Bus users young and old, frustrated by poor service, are calling for fundamental change to how the region’s buses are run.
A small group gathered outside the offices of the West of England Combined Authority (WECA) on Redcliffe street in a protest organised by the Ditch First Bus campaign and joined by members of WESTACT and XR Youth.
Dan Farr, the founder of Ditch First Bus and self-described ‘long-suffering bus user,’ said there is a ‘crisis with the buses.’
‘I just think we can’t go on because it’s just such a chaotic situation.’ said Dan, citing late and cancelled buses and service cuts as key issues with FirstBus.
Dan has relied on the buses since he was at school and still uses public transport to get to work every day from his home in Stoke Gifford.
He said he was ‘one of the fortunate ones’ to have two bus routes, the M1 and T1, which are well-funded, although they are often overcrowded, he added.
For months, social media has been awash with tales of buses running late, arriving overcrowded, or being cancelled altogether.
The Ditch First Bus protest, on February 15, comes as Bristol and the West of England’s buses are fast becoming a top political issue.
Nearly 1500 services have been cut by FirstBus in recent months, and more cuts are to come. Those who rely on public transport have expressed fears of parts of the city becoming “bus deserts”.

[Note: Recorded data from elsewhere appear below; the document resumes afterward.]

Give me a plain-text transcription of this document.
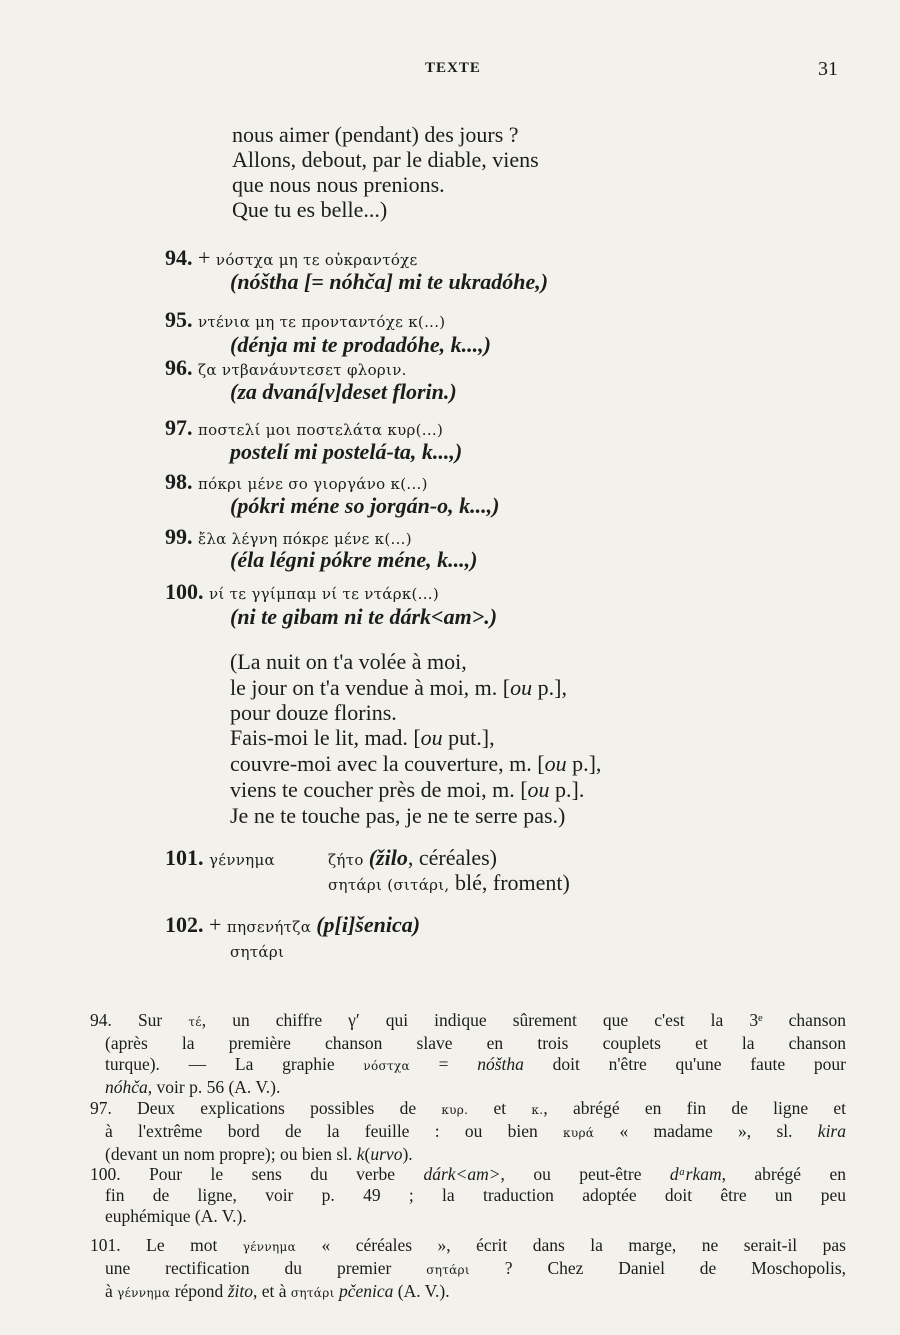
TEXTE	31
nous aimer (pendant) des jours ?
Allons, debout, par le diable, viens
que nous nous prenions.
Que tu es belle...)
94. + νόστχα μη τε οὐκραντόχε
(nóštha [= nóhča] mi te ukradóhe,)
95. ντένια μη τε προνταντόχε κ(...)
(dénja mi te prodadóhe, k...,)
96. ζα ντβανάυντεσετ φλοριν.
(za dvaná[v]deset florin.)
97. ποστελί μοι ποστελάτα κυρ(...)
postelí mi postelá-ta, k...,)
98. πόκρι μένε σο γιοργάνο κ(...)
(pókri méne so jorgán-o, k...,)
99. ἔλα λέγνη πόκρε μένε κ(...)
(éla légni pókre méne, k...,)
100. νί τε γγίμπαμ νί τε ντάρκ(...)
(ni te gibam ni te dárk<am>.)
(La nuit on t'a volée à moi,
le jour on t'a vendue à moi, m. [ou p.],
pour douze florins.
Fais-moi le lit, mad. [ou put.],
couvre-moi avec la couverture, m. [ou p.],
viens te coucher près de moi, m. [ou p.].
Je ne te touche pas, je ne te serre pas.)
101. γέννημα	ζήτο (žilo, céréales)
σητάρι (σιτάρι, blé, froment)
102. + πησενήτζα (p[i]šenica)
σητάρι
94. Sur τέ, un chiffre γ′ qui indique sûrement que c'est la 3ᵉ chanson
(après la première chanson slave en trois couplets et la chanson
turque). — La graphie νόστχα = nóštha doit n'être qu'une faute pour
nóhča, voir p. 56 (A. V.).
97. Deux explications possibles de κυρ. et κ., abrégé en fin de ligne et
à l'extrême bord de la feuille : ou bien κυρά « madame », sl. kira
(devant un nom propre); ou bien sl. k(urvo).
100. Pour le sens du verbe dárk<am>, ou peut-être dᵃrkam, abrégé en
fin de ligne, voir p. 49 ; la traduction adoptée doit être un peu
euphémique (A. V.).
101. Le mot γέννημα « céréales », écrit dans la marge, ne serait-il pas
une rectification du premier σητάρι ? Chez Daniel de Moschopolis,
à γέννημα répond žito, et à σητάρι pčenica (A. V.).
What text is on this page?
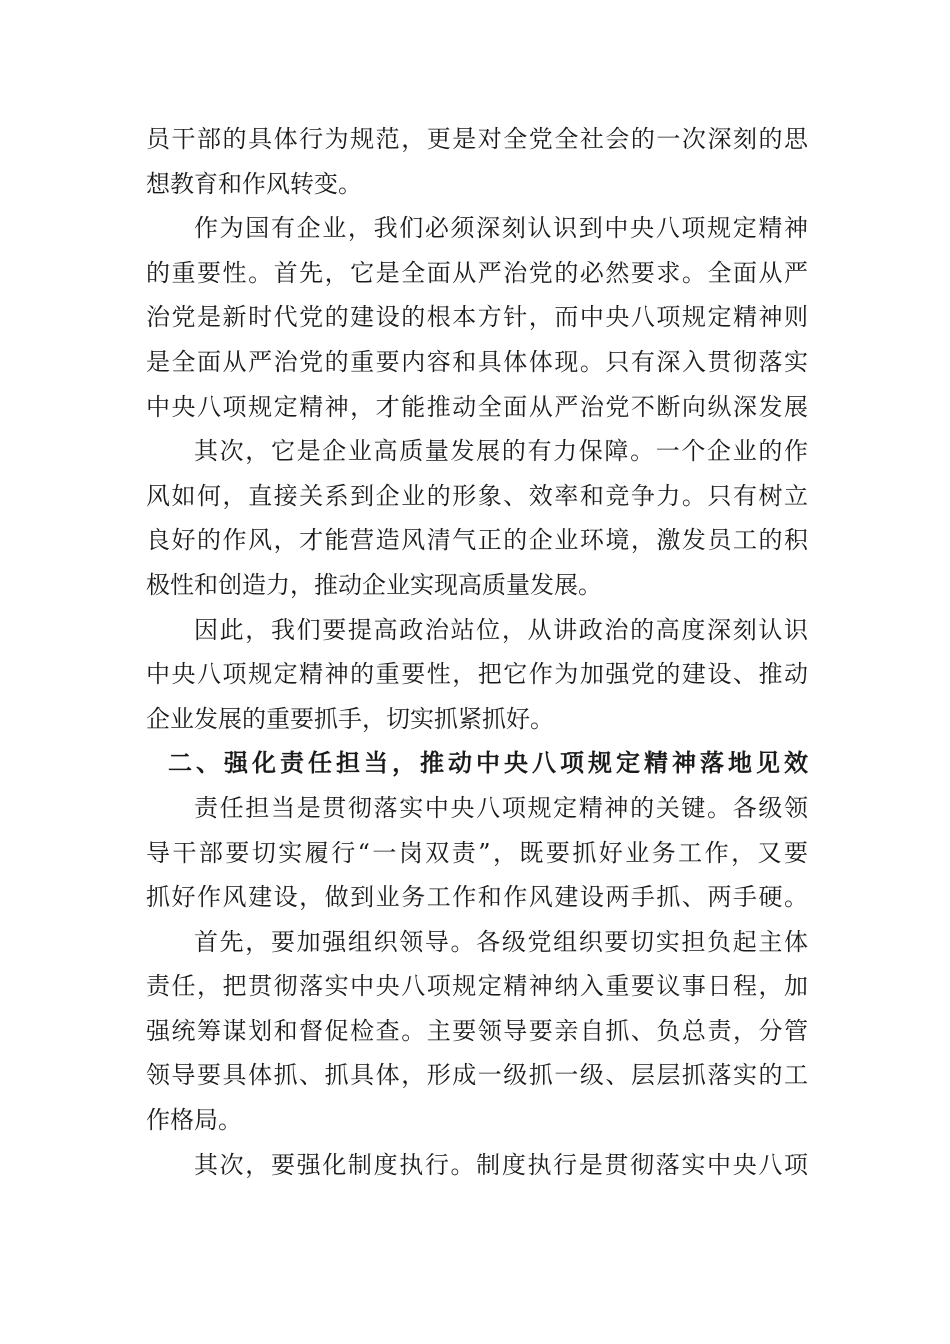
员干部的具体行为规范，更是对全党全社会的一次深刻的思
想教育和作风转变。
作为国有企业，我们必须深刻认识到中央八项规定精神
的重要性。首先，它是全面从严治党的必然要求。全面从严
治党是新时代党的建设的根本方针，而中央八项规定精神则
是全面从严治党的重要内容和具体体现。只有深入贯彻落实
中央八项规定精神，才能推动全面从严治党不断向纵深发展
其次，它是企业高质量发展的有力保障。一个企业的作
风如何，直接关系到企业的形象、效率和竞争力。只有树立
良好的作风，才能营造风清气正的企业环境，激发员工的积
极性和创造力，推动企业实现高质量发展。
因此，我们要提高政治站位，从讲政治的高度深刻认识
中央八项规定精神的重要性，把它作为加强党的建设、推动
企业发展的重要抓手，切实抓紧抓好。
二、强化责任担当，推动中央八项规定精神落地见效
责任担当是贯彻落实中央八项规定精神的关键。各级领
导干部要切实履行“一岗双责”，既要抓好业务工作，又要
抓好作风建设，做到业务工作和作风建设两手抓、两手硬。
首先，要加强组织领导。各级党组织要切实担负起主体
责任，把贯彻落实中央八项规定精神纳入重要议事日程，加
强统筹谋划和督促检查。主要领导要亲自抓、负总责，分管
领导要具体抓、抓具体，形成一级抓一级、层层抓落实的工
作格局。
其次，要强化制度执行。制度执行是贯彻落实中央八项
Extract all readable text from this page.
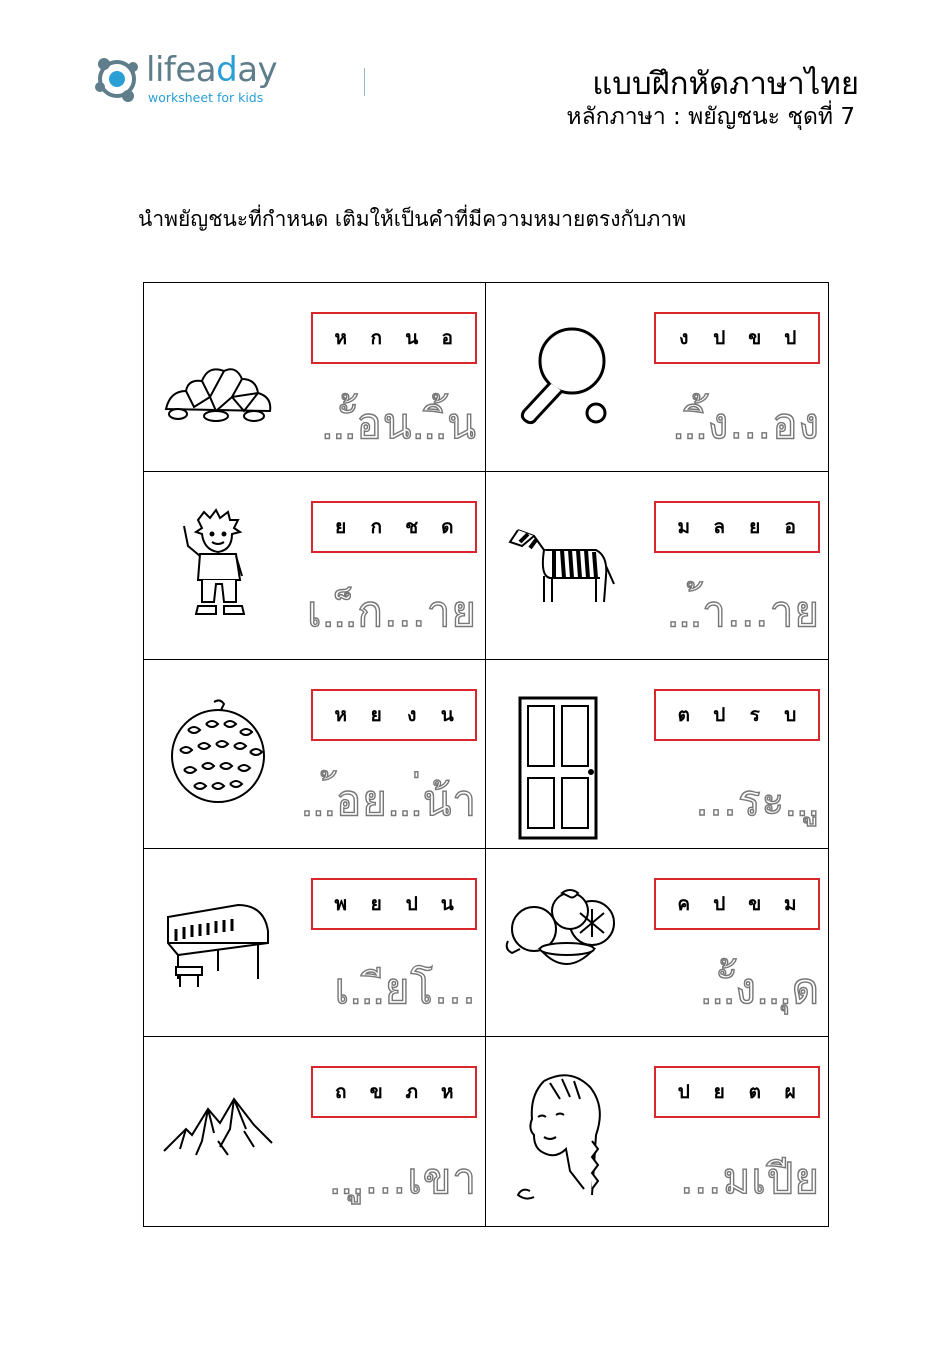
lifeaday
worksheet for kids	แบบฝึกหัดภาษาไทย
หลักภาษา : พยัญชนะ ชุดที่ 7
นำพยัญชนะที่กำหนด เติมให้เป็นคำที่มีความหมายตรงกับภาพ
ห ก น อ
…ั้อน…ิ้น
ง	ป ข ป
…ิ้ง…อง
ย ก ช ด
เ…็ก…าย
ม ล ย อ
…้า…าย
ห ย	ง	น
…้อย…่น้า
ต ป	ร	บ
…ระ…ู
พ ย ป น
เ…ียโ…
ค ป ข ม
…ั้ง…ุด
ถ ข ภ ห
…ู…เขา
ป ย ต ผ
…มเปีย
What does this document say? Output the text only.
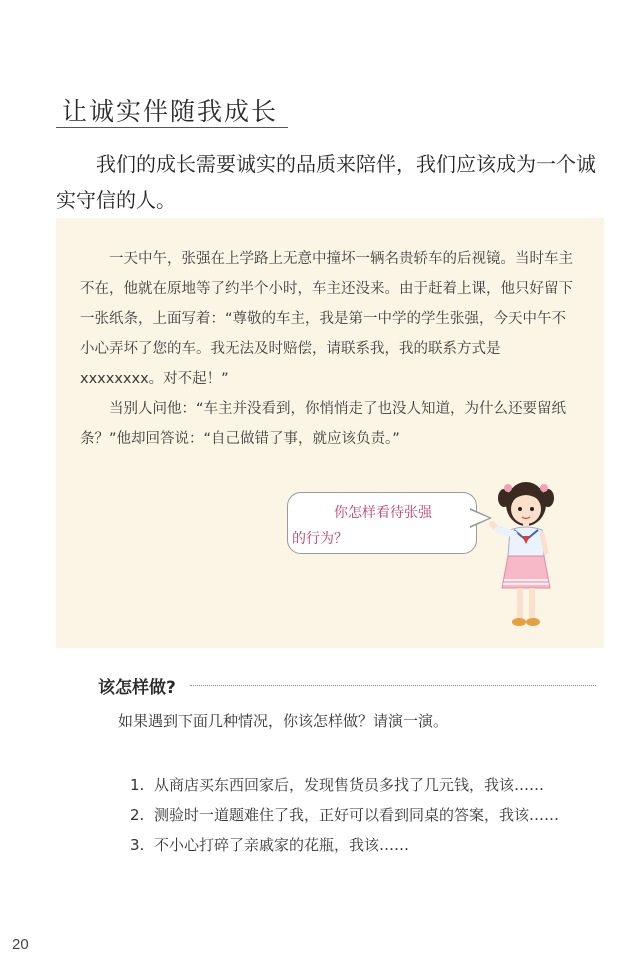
让诚实伴随我成长

我们的成长需要诚实的品质来陪伴，我们应该成为一个诚实守信的人。

一天中午，张强在上学路上无意中撞坏一辆名贵轿车的后视镜。当时车主不在，他就在原地等了约半个小时，车主还没来。由于赶着上课，他只好留下一张纸条，上面写着：“尊敬的车主，我是第一中学的学生张强，今天中午不小心弄坏了您的车。我无法及时赔偿，请联系我，我的联系方式是xxxxxxxx。对不起！”

当别人问他：“车主并没看到，你悄悄走了也没人知道，为什么还要留纸条？”他却回答说：“自己做错了事，就应该负责。”

你怎样看待张强
的行为？

该怎样做?
如果遇到下面几种情况，你该怎样做？请演一演。
1. 从商店买东西回家后，发现售货员多找了几元钱，我该……
2. 测验时一道题难住了我，正好可以看到同桌的答案，我该……
3. 不小心打碎了亲戚家的花瓶，我该……
20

The leading solution being proposed by politicians and campaigners is franchising, whereby WECA would contract several private bus companies to run services. Franchising is used in London and Greater Manchester.
In December 2022, Bristol City Council passed a motion supporting bus franchising for the region and calling on metro mayor Dan Norris to explore the option. Norris has said he will do so but not before reviewing data from Greater Manchester, which will not be published until 2026.
And it is not just in Bristol that people are taking action against poor public transport. Protesters in Sheffield recently demonstrated outside the offices of their regional authority demanding a franchising system.
XR Youth have protested FirstBus recently for their own reasons. The group wants public transport to be made free for under-25s and recently made this point by spray-painting bus shelters in central Bristol.
They have also protested cuts to services, most recently blockading an Airport Flyer bus. The Flyer has recently seen an increase in services even as less well-used services are cut, a disparity XR Youth say is unfair.